Finding himself temporarily at liberty before affairs of a pressing nature required his presence in the north of the country, Mr Headstone took advantage of the occasion to visit the town of his birth and pay his respects to his aged parents, who - still hale and hearty despite their advancing years - enjoyed the robust pleasures of country living. Accordingly, the school master descended from the coach at the noon staging post and - charting his course by the distant church spire just as a mariner finds a guide in the north star - set out across the fields.
Anyone who has returned to the scene of their childhood after an absence of many years cannot help but grow sentimental at the sight of familiar landmarks, which, by their very association with the jumbled memories of the past, recall to mind the adventures of youth. So it was with Mr Headstone as he approached the town. Here was the stile from which he had fallen into the hawthorn hedge - there was the field across which he had been pursued by an angry bull - here the weir in which he had almost drowned - there the apple tree from whose highest branch he had plummeted without ceremony into a forest of stinging nettles. He passed by the draper's yard, where once a black dog - like Cerberus - had terrorised any individual foolhardy enough to stray within the compass of the chain that attached the beast to its kennel. Outside The Rose and Crown he stopped to gaze upon the horse trough in which the town roughs had regularly demonstrated to him the difficulties commonly encountered in respiration when one is immersed head first into water.
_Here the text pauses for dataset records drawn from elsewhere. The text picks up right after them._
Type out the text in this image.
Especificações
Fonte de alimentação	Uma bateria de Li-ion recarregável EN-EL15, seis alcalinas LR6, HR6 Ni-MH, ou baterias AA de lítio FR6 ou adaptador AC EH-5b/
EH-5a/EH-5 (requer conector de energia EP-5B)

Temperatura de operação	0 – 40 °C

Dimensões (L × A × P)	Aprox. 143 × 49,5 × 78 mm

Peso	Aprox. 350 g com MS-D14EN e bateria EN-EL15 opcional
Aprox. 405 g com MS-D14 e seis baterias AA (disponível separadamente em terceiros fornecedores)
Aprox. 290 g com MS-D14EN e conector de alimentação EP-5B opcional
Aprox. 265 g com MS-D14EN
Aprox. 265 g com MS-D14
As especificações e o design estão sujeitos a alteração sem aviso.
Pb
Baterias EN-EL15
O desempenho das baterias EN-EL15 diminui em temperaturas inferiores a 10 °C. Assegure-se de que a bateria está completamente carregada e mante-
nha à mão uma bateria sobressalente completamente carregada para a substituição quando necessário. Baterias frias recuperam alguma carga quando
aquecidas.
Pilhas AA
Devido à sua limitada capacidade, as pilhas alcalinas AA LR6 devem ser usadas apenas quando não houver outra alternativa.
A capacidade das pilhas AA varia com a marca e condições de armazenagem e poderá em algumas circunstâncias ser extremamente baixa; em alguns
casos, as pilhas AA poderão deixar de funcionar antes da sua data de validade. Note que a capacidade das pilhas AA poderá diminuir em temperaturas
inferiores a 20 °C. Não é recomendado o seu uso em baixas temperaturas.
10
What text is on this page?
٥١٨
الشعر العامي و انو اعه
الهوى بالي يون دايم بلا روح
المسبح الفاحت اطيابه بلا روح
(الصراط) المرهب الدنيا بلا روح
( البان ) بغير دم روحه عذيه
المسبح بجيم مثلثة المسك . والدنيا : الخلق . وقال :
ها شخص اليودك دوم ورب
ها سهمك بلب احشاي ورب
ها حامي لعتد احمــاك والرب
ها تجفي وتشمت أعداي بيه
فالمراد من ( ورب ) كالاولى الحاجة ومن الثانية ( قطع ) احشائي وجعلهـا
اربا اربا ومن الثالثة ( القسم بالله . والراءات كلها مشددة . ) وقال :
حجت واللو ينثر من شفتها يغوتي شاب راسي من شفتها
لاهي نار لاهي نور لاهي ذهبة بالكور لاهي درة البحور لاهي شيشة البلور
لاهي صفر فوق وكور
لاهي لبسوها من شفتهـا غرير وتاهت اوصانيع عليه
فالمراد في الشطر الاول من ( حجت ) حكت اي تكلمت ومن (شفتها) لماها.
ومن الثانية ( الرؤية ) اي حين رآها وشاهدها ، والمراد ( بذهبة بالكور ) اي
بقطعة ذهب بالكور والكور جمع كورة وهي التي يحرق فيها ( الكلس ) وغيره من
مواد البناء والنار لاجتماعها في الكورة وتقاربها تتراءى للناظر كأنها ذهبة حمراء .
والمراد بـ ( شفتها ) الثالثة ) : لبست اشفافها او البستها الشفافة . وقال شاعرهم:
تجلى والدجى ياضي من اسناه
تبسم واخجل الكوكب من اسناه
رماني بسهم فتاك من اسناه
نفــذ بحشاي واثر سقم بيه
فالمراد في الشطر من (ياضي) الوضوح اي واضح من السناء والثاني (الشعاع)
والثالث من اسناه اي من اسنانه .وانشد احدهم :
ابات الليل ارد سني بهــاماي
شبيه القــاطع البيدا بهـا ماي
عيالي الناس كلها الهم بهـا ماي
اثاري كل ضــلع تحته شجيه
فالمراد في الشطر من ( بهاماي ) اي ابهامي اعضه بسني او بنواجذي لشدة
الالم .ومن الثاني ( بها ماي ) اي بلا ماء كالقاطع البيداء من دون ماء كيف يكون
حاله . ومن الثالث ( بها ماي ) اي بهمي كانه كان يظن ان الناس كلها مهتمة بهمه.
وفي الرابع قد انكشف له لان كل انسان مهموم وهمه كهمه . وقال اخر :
He stood on the very corner where the beadle had struck him on the head with the staff of his office in the mistaken belief that repeated blows with a hard object would assist in his education.
Is it any wonder, with so many memories flooding the banks of his soul, that Mr Headstone should be overcome with emotion? Should we wonder then that on gaining the hearth and home of his aged parents, Mr Headstone should - after performing the appropriate filial salutations - make a line directly for the kitchen cupboard where from past experience he knew there to be a bottle of cooking sherry? Let us simply observe that at times we are masters of our emotions, and at other times our emotions are masters of us.